A fledgling interior designer who got to the semi-finals of a home improvement television show is hoping the exposure will boost his career.

Luke Arthur Wells, from Hemel Hempstead.
Luke Arthur Wells, from Hemel Hempstead.

Luke Arthur Wells has turned his back on fashion styling - the subject he studied at university - to concentrate on beautifying homes instead.

The former Cavendish schoolboy was a finalist on BBC2’s Great Interior Design Challenge when amateur designers are given three days to convert a room while keeping the client’s specific brief in mind.

The 25 year old was chosen for the show after responding to a tweet that asked for men to apply.

The Great Interior Design Challenge. Judges Sophie Robinson and Daniel Hopwood with presenter Tom Dyckhoff, centre.

Luke realised his passion for interior design when he purchased his first home - an apartment in a converted mill.

“Getting my first home gave me the passion to want to do this and to be a bit more creative,” he said. “Everywhere else I have lived has always been a rented property. It is just nice to be able to do anything I want.”

Luke, who now lives in Manchester, while his parents still live in Hemel Hempstead’s Cotterells, describes his style at home as contemporary with a Nordic edge.

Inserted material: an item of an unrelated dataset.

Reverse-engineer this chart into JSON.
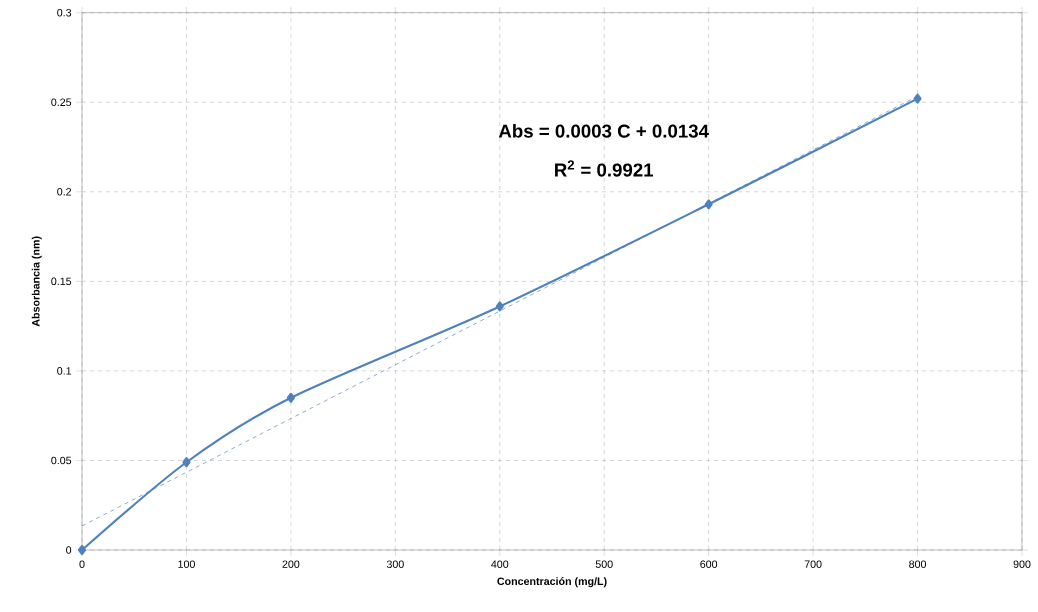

Following the television show, Luke has decided to focus on interior design full time along with his range of up-cycled homeware, including vintage chairs, candle sticks and trinkets.

Luke Arthur Wells, from Hemel Hempstead.

“I have got quite a few bits that I have sanded back and given a new lease of life to,” Luke said. “I quite like finding something that has got a bit of history that someone might not think to keep in their house, sanding it back and then repainting it.”

Since the show Luke has received a series of positive message via Twitter and has bagged new clients too.

He said: “It has been a really good platform.”